Dia juga menyoroti perilaku Ketua DPP PDIP, Puan Maharani, yang dianggap lebih fleksibel dalam menghadiri acara-acara koalisi partai pemerintah dibandingkan dengan Megawati. Refly mencatat, “Beberapa kali Puan Maharani hadir dalam pertemuan-pertemuan yang diinisiasi oleh pemerintah. Tapi Megawati tidak pernah datang dalam pertemuan formal apapun yang dibuat oleh pemerintah.” Hal ini memperlihatkan perbedaan sikap antara keduanya dan menunjukkan ketegasan Megawati dalam menjaga posisinya.
Kekhawatiran Refly ini berakar dari pentingnya keberadaan partai oposisi dalam sistem demokrasi. “Saya berharap, walaupun ada pertemuan seperti itu, harus tetap ada partai yang beroposisi. Jangan sampai pemerintahan ini tanpa koreksi,” ujarnya. Refly mencemaskan bahwa jika partai oposisi lemah atau tidak ada sama sekali, suara rakyat akan terabaikan. “Masa oposisinya Rai Rangguti yang tidak punya gerbong apa-apa. Sakit negeri ini kalau begitu,” tambahnya.
Menanggapi pertemuan ini, beragam reaksi muncul dari politikus dan analis lainnya. Banyak yang berpendapat bahwa meskipun komunikasi antara PDIP dan pemerintah berlangsung, itu tak serta-merta berarti kolaborasi. Senada dengan Refly, beberapa pengamat lain juga berharap adanya kekuatan oposisi yang bisa memberikan kritik konstruktif terhadap kebijakan pemerintah.

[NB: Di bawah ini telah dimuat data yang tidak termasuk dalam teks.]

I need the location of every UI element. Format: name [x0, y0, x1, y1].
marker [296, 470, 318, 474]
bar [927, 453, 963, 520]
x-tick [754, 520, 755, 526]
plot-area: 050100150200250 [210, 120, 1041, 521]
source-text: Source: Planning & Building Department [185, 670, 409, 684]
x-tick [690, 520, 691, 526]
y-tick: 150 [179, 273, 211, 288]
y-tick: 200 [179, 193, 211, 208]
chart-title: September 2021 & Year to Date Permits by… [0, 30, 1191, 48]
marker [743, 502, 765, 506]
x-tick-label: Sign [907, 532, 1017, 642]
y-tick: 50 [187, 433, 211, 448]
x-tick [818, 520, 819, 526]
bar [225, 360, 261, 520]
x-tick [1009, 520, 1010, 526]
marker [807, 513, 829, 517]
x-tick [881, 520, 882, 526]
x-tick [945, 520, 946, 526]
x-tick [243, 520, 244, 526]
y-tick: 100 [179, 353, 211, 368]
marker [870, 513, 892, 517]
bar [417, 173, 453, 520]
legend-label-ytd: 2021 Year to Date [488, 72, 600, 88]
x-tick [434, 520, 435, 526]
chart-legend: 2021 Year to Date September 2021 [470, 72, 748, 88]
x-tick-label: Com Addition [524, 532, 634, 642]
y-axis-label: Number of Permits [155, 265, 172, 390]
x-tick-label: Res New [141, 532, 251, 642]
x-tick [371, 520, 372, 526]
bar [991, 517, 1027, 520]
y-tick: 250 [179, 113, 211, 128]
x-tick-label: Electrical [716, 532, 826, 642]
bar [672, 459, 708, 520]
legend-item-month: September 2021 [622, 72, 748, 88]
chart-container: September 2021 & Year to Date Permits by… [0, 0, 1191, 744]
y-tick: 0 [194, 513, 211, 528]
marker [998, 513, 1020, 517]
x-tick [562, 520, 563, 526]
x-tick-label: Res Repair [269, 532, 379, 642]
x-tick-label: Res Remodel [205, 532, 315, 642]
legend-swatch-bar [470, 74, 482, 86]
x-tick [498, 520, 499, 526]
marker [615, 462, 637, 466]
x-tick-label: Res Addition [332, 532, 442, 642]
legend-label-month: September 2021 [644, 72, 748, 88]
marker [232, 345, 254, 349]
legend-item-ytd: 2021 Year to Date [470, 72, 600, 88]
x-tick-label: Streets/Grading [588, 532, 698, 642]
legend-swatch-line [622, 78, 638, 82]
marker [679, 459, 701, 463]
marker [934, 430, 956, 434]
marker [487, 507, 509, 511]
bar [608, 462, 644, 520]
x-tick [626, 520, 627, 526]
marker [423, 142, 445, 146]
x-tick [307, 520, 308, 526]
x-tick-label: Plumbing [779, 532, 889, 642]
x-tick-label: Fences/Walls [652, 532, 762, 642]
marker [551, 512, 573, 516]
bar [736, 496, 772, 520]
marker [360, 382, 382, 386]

Dalam konteks ini, visi Megawati dan Prabowo untuk memajukan bangsa melalui dialog tetap menjadi catatan penting. Mereka berdua memiliki posisi unik yang bisa memengaruhi dinamika politik di Indonesia. Namun, tanpa adanya keberanian untuk mengkritisi, keberadaan partai oposisi hanya akan menjadi simbol tanpa makna.
Dalam upaya menjaga keseimbangan politik serta mendorong partisipasi publik dalam pengambilan keputusan, penting bagi PDIP, juga NasDem, untuk tetap tampil sebagai suara alternatif. Refly Harun menekankan bahwa pertemuan Megawati dan Prabowo merupakan langkah awal, namun peran sebagai partai oposisi yang efektif tetap harus dipegang demi keberlangsungan demokrasi di Indonesia.